Single mask prediction

from transformers import AutoTokenizer, AutoModelForMaskedLM, pipeline

tokenizer = AutoTokenizer.from_pretrained("Rogendo/afribert-kenya-adapted")
model = AutoModelForMaskedLM.from_pretrained("Rogendo/afribert-kenya-adapted")

fill_mask = pipeline("fill-mask", model=model, tokenizer=tokenizer)

# Real Sheng sentence β€” single mask
results = fill_mask(f"Oya, twendeni zetu, kuna {tokenizer.mask_token} flani ameniudhi. Uyo msee aliiba doh zangu most.")
for r in results:
    print(f"{r['token_str']:<20} {r['score']:.3f}")

Multiple masks (one position at a time)

from transformers import AutoTokenizer, AutoModelForMaskedLM, pipeline

tokenizer = AutoTokenizer.from_pretrained("Rogendo/afribert-kenya-adapted")
model = AutoModelForMaskedLM.from_pretrained("Rogendo/afribert-kenya-adapted")

fill_mask = pipeline("fill-mask", model=model, tokenizer=tokenizer)

# Multiple [MASK] tokens β€” pipeline returns a list of lists, one per mask position
results = fill_mask(
    f"Oya, twendeni zetu, kuna {tokenizer.mask_token} flani ameniudhi. "
    f"Uyo msee ameniibia {tokenizer.mask_token} zangu mingi sana nikimpata "
    f"{tokenizer.mask_token} sana, hadi atawacha kunibeba ufala."
)

for mask_predictions in results:
    print("--- New Mask ---")
    for r in mask_predictions:
        print(f"{r['token_str']:<20} {r['score']:.3f}")

As a base model for fine-tuning (jenga_ai SDK)

# experiment_config.yaml
model:
  base_model: Rogendo/afribert-kenya-adapted
  max_seq_len: 128

tasks:
  - name: intent
    task_type: multi_class_classification
    num_labels: 63
  - name: urgency
    task_type: multi_class_classification
    num_labels: 3

Limitations

  • Not suitable for formal Standard Swahili tasks alone β€” the up-sampling of Sheng and code-switched text slightly shifts the model away from pure encyclopedic Swahili. Use castorini/afriberta_large directly for tasks that only involve formal Swahili prose.
  • Sheng is not standardised β€” spelling varies by writer; the model reflects the patterns in the training WhatsApp data which may not generalise to all Sheng dialects (Mombasa Sheng differs from Nairobi Sheng).
  • Small WhatsApp corpus β€” source 4 (real CPIMS field chat) is only ~30K tokens before repetition.

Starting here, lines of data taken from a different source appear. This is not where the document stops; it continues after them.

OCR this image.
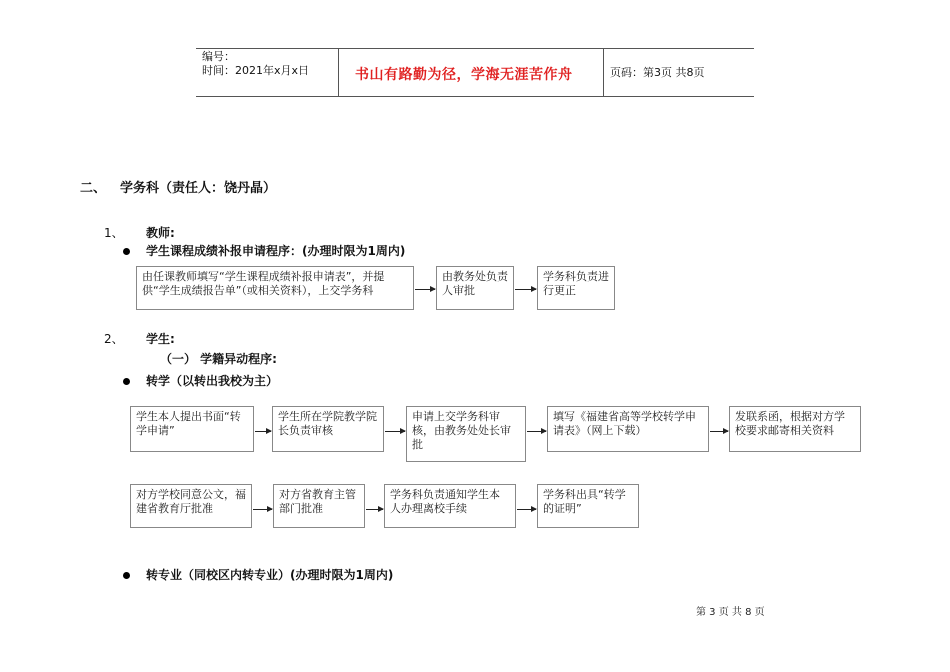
编号：
时间：2021年x月x日	书山有路勤为径，学海无涯苦作舟	页码：第3页 共8页
二、 学务科（责任人：饶丹晶）
1、 教师:
学生课程成绩补报申请程序：(办理时限为1周内)
由任课教师填写“学生课程成绩补报申请表”，并提供“学生成绩报告单”（或相关资料），上交学务科
由教务处负责人审批
学务科负责进行更正
2、 学生:
（一） 学籍异动程序:
转学（以转出我校为主）
学生本人提出书面“转学申请”
学生所在学院教学院长负责审核
申请上交学务科审核，由教务处处长审批
填写《福建省高等学校转学申请表》（网上下载）
发联系函，根据对方学校要求邮寄相关资料
对方学校同意公文，福建省教育厅批准
对方省教育主管部门批准
学务科负责通知学生本人办理离校手续
学务科出具“转学的证明”
转专业（同校区内转专业）(办理时限为1周内)
第 3 页 共 8 页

Up-sampling compensates but does not replace volume.
  • Private model β€” the model is currently private on HuggingFace Hub. Access requires a token with read permission on the Rogendo organisation.

Citation

If you use this model, please cite the base model:

@inproceedings{ogueji-etal-2021-small,
  title     = {Small Data? No Problem! Exploring the Viability of Pretrained Multilingual Language Models for Low-resourced Languages},
  author    = {Ogueji, Kelechi and Zhu, Yuxin and Lin, Jimmy},
  booktitle = {Proceedings of the 1st Workshop on Multilingual Representation Learning},
  year      = {2021},
}

Author

Rogendo β€” built as part of the JengaAI CPIMS NLP pipeline for Kenyan child-protection support systems.